Think about an ordinary day, the kind you do not really notice until something in it breaks. The nurse who checks on your mother. The person who restocked the shelf before you reached it. The driver who got the produce across three provinces overnight. The pharmacist who caught a problem with your prescription. The owner of the shop on the corner who has opened at seven every morning for years. Most days, that whole machine just runs, quietly, and you get to think about other things.
A lot of the people keeping it running came here from somewhere else. This is not a lecture and it is not an argument. It is closer to a thank-you, and an invitation to notice something true: the country leans on newcomers far more than the angry version of the story admits. When times are tight, it is easy to picture newcomers as competition for a shrinking pie. It is worth pausing to see how much of the pie they are helping to bake.
The people who care for you when you are scared
Start with the place we all end up eventually, the health system. When you finally get in to see a family doctor, there is roughly a one-in-three chance they trained abroad. The Canadian Institute for Health Information reports that internationally educated professionals make up about 31% of Canada’s family physicians, 35% of its pharmacists, and 30% of its physiotherapists (CIHI).
These are not background figures. They are the people holding a stethoscope to your chest and filling the prescription you depend on. The wait to see a doctor in Canada is long and frightening, and it would be far longer without the newcomers already inside the system, doing the work.
Pull immigrants out of Canadian health care and the line you are waiting in does not get shorter. It gets longer, because so many of the people staffing it would be gone.
The people who keep the shelves full and the trucks moving
Step outside the clinic and the pattern holds. Recent immigrants make up roughly 8% of the total workforce, but about 13%, or one in eight, of everyone working in accommodation and food services (Statistics Canada). They are over-represented in the jobs that feed people and keep the lights on in hospitality.
The same source tells the bigger story. Immigrants accounted for the overwhelming majority of Canada’s labour force growth over the last decade (Statistics Canada). With an aging population and a wave of retirements, newcomers are increasingly the people filling the shifts in food, transport, care work, and manufacturing, the unglamorous jobs that the rest of daily life quietly depends on.
The people who sign the paycheques
It is not only labour, either. Newcomers start things. They open businesses at higher rates than the Canadian-born, and those businesses pull their weight and then some. Statistics Canada found that immigrant-owned firms paid 16% more in net taxes per employee than firms owned by people born here (Statistics Canada).

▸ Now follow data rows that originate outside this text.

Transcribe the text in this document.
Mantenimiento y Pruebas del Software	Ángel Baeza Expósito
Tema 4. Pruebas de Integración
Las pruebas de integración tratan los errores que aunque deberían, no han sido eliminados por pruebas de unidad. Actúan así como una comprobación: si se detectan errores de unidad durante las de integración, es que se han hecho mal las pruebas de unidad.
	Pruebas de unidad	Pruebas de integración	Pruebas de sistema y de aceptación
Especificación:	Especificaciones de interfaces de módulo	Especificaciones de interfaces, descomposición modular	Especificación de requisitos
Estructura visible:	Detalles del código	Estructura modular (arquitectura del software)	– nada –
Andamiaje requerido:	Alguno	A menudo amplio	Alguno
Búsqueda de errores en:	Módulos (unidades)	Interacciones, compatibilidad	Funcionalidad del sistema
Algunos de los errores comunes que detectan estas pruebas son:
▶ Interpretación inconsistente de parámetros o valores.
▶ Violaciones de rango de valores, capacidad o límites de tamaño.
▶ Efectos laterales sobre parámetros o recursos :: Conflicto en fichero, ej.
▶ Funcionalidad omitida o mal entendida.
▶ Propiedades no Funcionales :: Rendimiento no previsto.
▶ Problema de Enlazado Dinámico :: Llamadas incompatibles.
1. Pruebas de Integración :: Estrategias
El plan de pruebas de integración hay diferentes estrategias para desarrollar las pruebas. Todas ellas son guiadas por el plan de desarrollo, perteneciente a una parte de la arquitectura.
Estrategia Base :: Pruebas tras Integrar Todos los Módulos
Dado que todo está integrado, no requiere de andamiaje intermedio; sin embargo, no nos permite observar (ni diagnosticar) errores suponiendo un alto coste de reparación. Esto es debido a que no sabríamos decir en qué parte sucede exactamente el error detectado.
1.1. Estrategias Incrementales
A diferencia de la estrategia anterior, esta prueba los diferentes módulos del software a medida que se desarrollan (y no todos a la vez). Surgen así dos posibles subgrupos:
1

That means the corner store, the trucking outfit, the small contractor, the family restaurant: many are not just providing a service you use, they are funding the public services everyone shares, at a rate above average. The founder who took the risk is also helping pay for the road, the school, and the hospital.
A younger country, on purpose
Underneath all of it is a simple demographic fact. Canada is aging, and newcomers arrive young. Roughly two-thirds of recent immigrants are in their prime working years, and newcomers now drive almost all of the country’s population growth (Statistics Canada). As more Canadians retire, the people still entering the workforce to support them are, increasingly, the ones who just got here.
Same boat, same shore
None of this asks you to ignore how hard things are. Housing costs too much, wages do not stretch, the wait for care is real. That frustration is legitimate, and it belongs aimed at the forces that earned it. But the person beside you in that struggle, the nurse, the driver, the shop owner who arrived a few years ago, is not the cause of it. They are very often the one keeping the very systems you are fighting for from falling over.
We want the same things: a safe home, a fair shot, a country that works. The good news hiding in all these numbers is that we are not on opposite sides of that wish. We are building it together, and a lot of the building is being done by people we were told to resent. Maybe they deserve a thank-you instead.